I had chance to work on a time series project for a prestigious company. The actual data is not shareable due to confidentiality purpose, but I would like to share my important general learnings below for anyone interested in time series modeling. Please note that some chart measurements and labels were purposefully left out to filter out sensitive data.
I started with exploring and examining seasonality pattern in data. I used a technique called seasonality decomposition. This is very helpful to break down original data into trending, seasonality and noise components (see below). Noted that target variable is growing YoY with an annual seasonality pattern.
On top of that, I would like to build a model not only predicts based on time series component, but also other features, also called exogenous features/variables. For example, predicting a company’s revenue should not only base on previous revenue, but also other factors such as GDP growth, market share growth, etc. In addition, I used Dicky-Fuller test to assess the stationarity of data, which is one of important assumptions for time series modeling. A stationary time series means its statistical properties such as mean, variance, autocorrelation, etc. are all constant over time. Noted the original data is not stationary and only becomes stationary by taking differences.
I ended up selecting SARIMAX for the modeling, as it satisfies all of my requirements. Compared to ARIMA, S adds seasonality component, and X adds exogenous variables. It can also model based on difference as well.
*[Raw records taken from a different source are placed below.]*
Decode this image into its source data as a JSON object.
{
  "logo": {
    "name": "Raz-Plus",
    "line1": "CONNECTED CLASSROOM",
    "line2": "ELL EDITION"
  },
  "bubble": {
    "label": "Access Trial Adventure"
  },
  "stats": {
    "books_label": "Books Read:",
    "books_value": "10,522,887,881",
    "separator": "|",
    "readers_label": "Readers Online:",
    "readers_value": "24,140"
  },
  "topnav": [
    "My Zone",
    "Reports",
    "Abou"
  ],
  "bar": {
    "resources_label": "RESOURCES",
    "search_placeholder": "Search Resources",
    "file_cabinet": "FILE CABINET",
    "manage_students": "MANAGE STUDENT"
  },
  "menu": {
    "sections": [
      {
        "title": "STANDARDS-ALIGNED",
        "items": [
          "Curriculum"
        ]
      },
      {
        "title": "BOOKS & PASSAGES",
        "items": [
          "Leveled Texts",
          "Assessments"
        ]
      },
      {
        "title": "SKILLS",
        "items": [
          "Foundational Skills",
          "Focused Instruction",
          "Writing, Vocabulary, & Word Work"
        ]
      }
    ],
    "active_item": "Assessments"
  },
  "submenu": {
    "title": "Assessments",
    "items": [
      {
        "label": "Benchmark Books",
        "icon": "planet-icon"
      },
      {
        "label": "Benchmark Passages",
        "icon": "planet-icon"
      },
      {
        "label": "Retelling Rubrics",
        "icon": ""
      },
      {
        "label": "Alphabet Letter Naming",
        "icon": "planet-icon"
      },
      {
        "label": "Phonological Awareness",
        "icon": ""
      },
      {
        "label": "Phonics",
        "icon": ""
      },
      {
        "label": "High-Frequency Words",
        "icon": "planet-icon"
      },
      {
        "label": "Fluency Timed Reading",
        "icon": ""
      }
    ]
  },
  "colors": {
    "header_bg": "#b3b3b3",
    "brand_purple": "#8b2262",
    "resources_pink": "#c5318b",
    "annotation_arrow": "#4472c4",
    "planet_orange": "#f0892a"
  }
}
During the actual modeling, I used auto_arima package for hyper-parameters tuning, and AIC and BIC as performance metrics, which range anywhere from hundreds to thousands, and lower the better. However, no matter how I tuned the model, the AIC and BIC constantly stuck within 6000s range.
I went back and re-examined the data, and noted possible delaying impact resulted by exogenous variable. For example, when an economic event occurs, it may not cause immediate impact to business outcome; the impact may delay for a few weeks, or even a few months. Recognizing that, I observed the time periods to shift and assessed the best number of periods to shift. Boom, all of sudden the model performance boosted from 6000s to 600s.
Due to the time constraint, I ended my analysis there. I provided my prediction outcome below. Orange curve represents historical actuals and blue represents future prediction. The overlap represents the testing period. As you can see from the testing period, the prediction was able to pick up the peaks and valleys of actual data, which indicates a decent performance.
Last but not the least, let me summarize my key learnings below:
- Separating Trending From Seasonality: Seasonality Decomposition
- Model Selection: SARIMAX is helpful to model for both seasonal and exogenous variables
- Hyper parameter tuning: Auro-Arima automates and adds efficiency to the hyper-parameter tuning
- Delayed impact – exogenous features can have a delayed impact on targeted variable. One approach to solve this is by identifying appropriate delaying periods and shifting the exogenous feature accordingly.